Der kommunale Energieversorger, der im vergangenen Jahr seinen 150. Geburtstag gefeiert hatte, will verstärkt in die Sparte erneuerbare Energien investieren. In Boms-Haggenmoos hat die TWS gerade die größte Photovoltaik-Anlage im Kreis in Betrieb genommen. Jenseits der Kreisgrenze soll nun die Windkraft das Portfolio der Technischen Werke erweitern.

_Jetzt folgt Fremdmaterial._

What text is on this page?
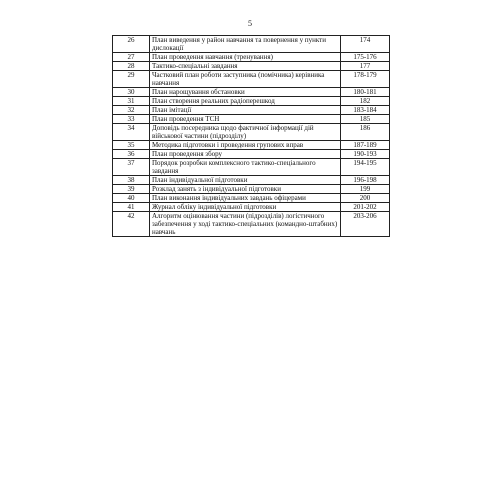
5
26	План виведення у район навчання та повернення у пункти дислокації	174
27	План проведення навчання (тренування)	175-176
28	Тактико-спеціальні завдання	177
29	Частковий план роботи заступника (помічника) керівника навчання	178-179
30	План нарощування обстановки	180-181
31	План створення реальних радіоперешкод	182
32	План імітації	183-184
33	План проведення ТСН	185
34	Доповідь посередника щодо фактичної інформації дій військової частини (підрозділу)	186
35	Методика підготовки і проведення групових вправ	187-189
36	План проведення збору	190-193
37	Порядок розробки комплексного тактико-спеціального завдання	194-195
38	План індивідуальної підготовки	196-198
39	Розклад занять з індивідуальної підготовки	199
40	План виконання індивідуальних завдань офіцерами	200
41	Журнал обліку індивідуальної підготовки	201-202
42	Алгоритм оцінювання частини (підрозділів) логістичного забезпечення у ході тактико-спеціальних (командно-штабних) навчань	203-206
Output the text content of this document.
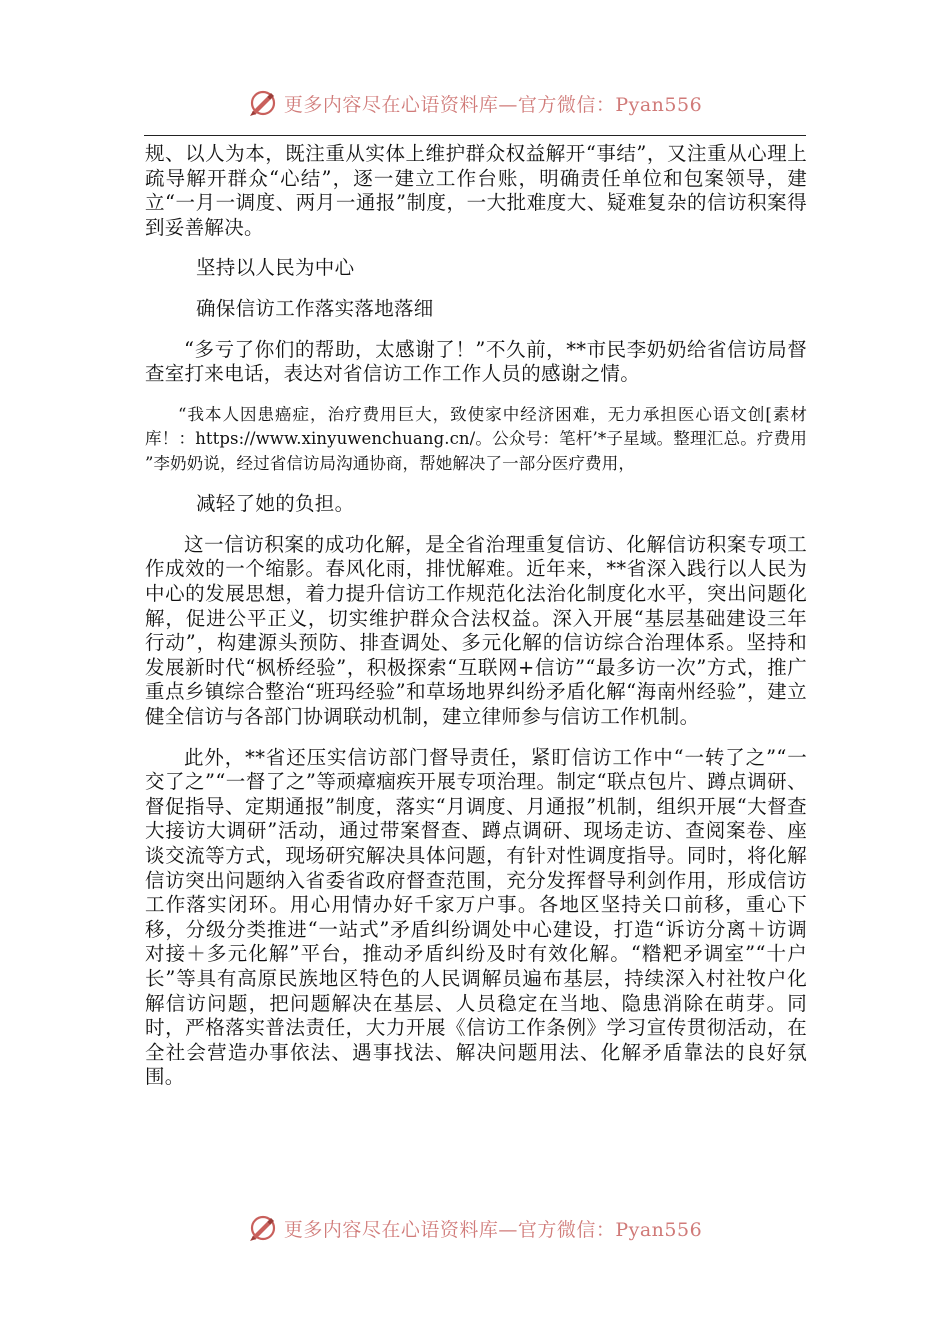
更多内容尽在心语资料库—官方微信：Pyan556

规、以人为本，既注重从实体上维护群众权益解开“事结”，又注重从心理上疏导解开群众“心结”，逐一建立工作台账，明确责任单位和包案领导，建立“一月一调度、两月一通报”制度，一大批难度大、疑难复杂的信访积案得到妥善解决。

坚持以人民为中心

确保信访工作落实落地落细

“多亏了你们的帮助，太感谢了！”不久前，**市民李奶奶给省信访局督查室打来电话，表达对省信访工作工作人员的感谢之情。

“我本人因患癌症，治疗费用巨大，致使家中经济困难，无力承担医心语文创[素材库！：https://www.xinyuwenchuang.cn/。公众号：笔杆’*子星域。整理汇总。疗费用 ”李奶奶说，经过省信访局沟通协商，帮她解决了一部分医疗费用，

减轻了她的负担。

这一信访积案的成功化解，是全省治理重复信访、化解信访积案专项工作成效的一个缩影。春风化雨，排忧解难。近年来，**省深入践行以人民为中心的发展思想，着力提升信访工作规范化法治化制度化水平，突出问题化解，促进公平正义，切实维护群众合法权益。深入开展“基层基础建设三年行动”，构建源头预防、排查调处、多元化解的信访综合治理体系。坚持和发展新时代“枫桥经验”，积极探索“互联网+信访”“最多访一次”方式，推广重点乡镇综合整治“班玛经验”和草场地界纠纷矛盾化解“海南州经验”，建立健全信访与各部门协调联动机制，建立律师参与信访工作机制。

此外，**省还压实信访部门督导责任，紧盯信访工作中“一转了之”“一交了之”“一督了之”等顽瘴痼疾开展专项治理。制定“联点包片、蹲点调研、督促指导、定期通报”制度，落实“月调度、月通报”机制，组织开展“大督查大接访大调研”活动，通过带案督查、蹲点调研、现场走访、查阅案卷、座谈交流等方式，现场研究解决具体问题，有针对性调度指导。同时，将化解信访突出问题纳入省委省政府督查范围，充分发挥督导利剑作用，形成信访工作落实闭环。用心用情办好千家万户事。各地区坚持关口前移，重心下移，分级分类推进“一站式”矛盾纠纷调处中心建设，打造“诉访分离＋访调对接＋多元化解”平台，推动矛盾纠纷及时有效化解。“糌粑矛调室”“十户长”等具有高原民族地区特色的人民调解员遍布基层，持续深入村社牧户化解信访问题，把问题解决在基层、人员稳定在当地、隐患消除在萌芽。同时，严格落实普法责任，大力开展《信访工作条例》学习宣传贯彻活动，在全社会营造办事依法、遇事找法、解决问题用法、化解矛盾靠法的良好氛围。

更多内容尽在心语资料库—官方微信：Pyan556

Kontakte mit den Gemeindewerken Gammertingen, den Stadtwerken Sigmaringen und der EnBW als Projektpartnern gibt es schon seit Ende 2010/Anfang 2011. In der Ortschaft Kettenacker hat sich mittlerweile eine Initiative von 35 Anwohnern gegen die Pläne formiert.

Deren Bedenken teilen auch einige Ravensburger Stadträte: „Wir sind nicht gegen Windkraft, aber Menschen dürfen nicht unter Technik leiden“, argumentierte Dieter Schwendinger von den „Bürgern für Ravensburg“. Und: „Wir sagen Nein, denn es fehlt die kommunale Akzeptanz.“ Mögliche Auswirkungen auf die Gesundheit der Anwohner durch Infraschall brachte auch Rolf Engler (CDU) zur Sprache. Roland Dieterich machten eher die Finanzen Sorgen: Die TWS investieren in die Planung 200 000 Euro. TWS-Netz-Geschäftsführer Helmut Hertle bezifferte die Chancen, dass die Anlage tatsächlich gebaut wird, auf rund 50 Prozent. Dieterich: „Diese Wahrscheinlichkeit wäre mir für mein privates Geld eindeutig zu gering.“ Auch die erwartete Rendite von unter sechs Prozent überzeugt den FDP-Chef nicht. Die Mehrheit allerdings stand im Gemeinderat hinter der Investition, um die Energiewende mitzutragen.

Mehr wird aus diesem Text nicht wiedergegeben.